The Delhi Clean Energy Conference will showcase clean energy progress in Brazil, South Africa, India, and China (the "BASIC" countries), and Mexico, Indonesia, and South Korea (the "MIS" countries).
On 11–12 December 2012, the government of India, with support from the World Bank, The Energy and Resources Institute, and the Shakti Foundation, will host the Delhi Clean Energy Conference to help drive clean energy cooperation in emerging economies. The event will showcase clean energy progress being made in Brazil, South Africa, India, and China (the "BASIC" countries), and Mexico, Indonesia, and South Korea (the "MIS" countries). It will also assess innovative approaches and solutions to scaling up broad-based clean energy market transformation in these countries through networking, knowledge transfer, and partnerships, with support from Clean Energy Ministerial (CEM) governments. Clean energy finance will also be a focus of the conference. All CEM governments are encouraged to participate.
Because the BASIC and MIS countries are some of the world's largest and fastest-growing economies, the energy choices they make and the energy infrastructure they build today will have a major impact on future global energy demand and emissions. Clean energy technologies can help these countries reduce emissions and diversify their energy sources while supporting economic growth and enhancing energy access.
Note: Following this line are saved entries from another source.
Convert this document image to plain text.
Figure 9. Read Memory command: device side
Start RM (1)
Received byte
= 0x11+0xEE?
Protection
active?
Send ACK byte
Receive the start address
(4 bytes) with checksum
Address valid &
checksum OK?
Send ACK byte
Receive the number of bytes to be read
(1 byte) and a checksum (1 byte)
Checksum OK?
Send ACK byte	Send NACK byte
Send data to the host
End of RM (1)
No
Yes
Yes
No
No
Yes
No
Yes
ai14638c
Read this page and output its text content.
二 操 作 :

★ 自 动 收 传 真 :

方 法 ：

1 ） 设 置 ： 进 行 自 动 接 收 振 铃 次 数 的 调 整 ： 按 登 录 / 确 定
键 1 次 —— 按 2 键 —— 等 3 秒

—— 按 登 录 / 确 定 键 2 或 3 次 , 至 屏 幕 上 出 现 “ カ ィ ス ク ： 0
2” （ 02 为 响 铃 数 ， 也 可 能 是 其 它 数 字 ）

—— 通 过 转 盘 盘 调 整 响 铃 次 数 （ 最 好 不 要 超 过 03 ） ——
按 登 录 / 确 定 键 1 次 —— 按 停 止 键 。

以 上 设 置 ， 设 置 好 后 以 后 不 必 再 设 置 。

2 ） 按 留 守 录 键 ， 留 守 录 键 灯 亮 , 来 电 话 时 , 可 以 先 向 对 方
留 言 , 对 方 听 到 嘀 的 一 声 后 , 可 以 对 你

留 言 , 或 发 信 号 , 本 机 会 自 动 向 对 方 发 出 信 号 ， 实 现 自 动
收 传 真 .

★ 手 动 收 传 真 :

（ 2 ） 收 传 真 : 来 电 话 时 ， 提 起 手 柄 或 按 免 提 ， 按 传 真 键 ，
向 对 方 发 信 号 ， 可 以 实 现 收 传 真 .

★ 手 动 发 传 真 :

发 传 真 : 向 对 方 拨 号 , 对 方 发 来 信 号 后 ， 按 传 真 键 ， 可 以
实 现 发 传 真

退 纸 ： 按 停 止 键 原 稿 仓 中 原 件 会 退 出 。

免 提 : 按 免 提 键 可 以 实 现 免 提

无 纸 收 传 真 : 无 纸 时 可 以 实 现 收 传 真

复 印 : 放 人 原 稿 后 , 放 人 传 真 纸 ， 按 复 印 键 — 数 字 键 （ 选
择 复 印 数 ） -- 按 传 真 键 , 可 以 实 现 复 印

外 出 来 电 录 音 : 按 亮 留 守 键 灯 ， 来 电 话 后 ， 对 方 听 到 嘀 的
Conference sponsors and other experts will present a background theme paper for discussion that showcases best practices in the BASIC and MIS countries and provides scale-up recommendations. After collecting participants' feedback, the authors will finalize the paper and circulate it to CEM governments before the fourth Clean Energy Ministerial (CEM4) in April 2013.
The conference will build on the showcased activities and successes to develop a one-year agenda for a proposed South-South-North Knowledge Exchange and Collaboration Partnership in Clean Energy between BASIC, MIS, and other CEM countries. With a specific focus on energy efficiency and renewable energy, the agenda will map out specific South-South collaboration opportunities and identify other CEM countries, as well as international institutions and partners, to implement specific modules of the work. The conference will encourage CEM governments to adopt a resolution to formally launch the Partnership at CEM4.
The discussions at the conference are expected to contribute to advancing the goals of the United Nation's Sustainable Energy for All initiative, which strives by 2030 to enable universal energy access, double the rate of global energy efficiency improvements, and double the share of renewable energy in the global energy mix.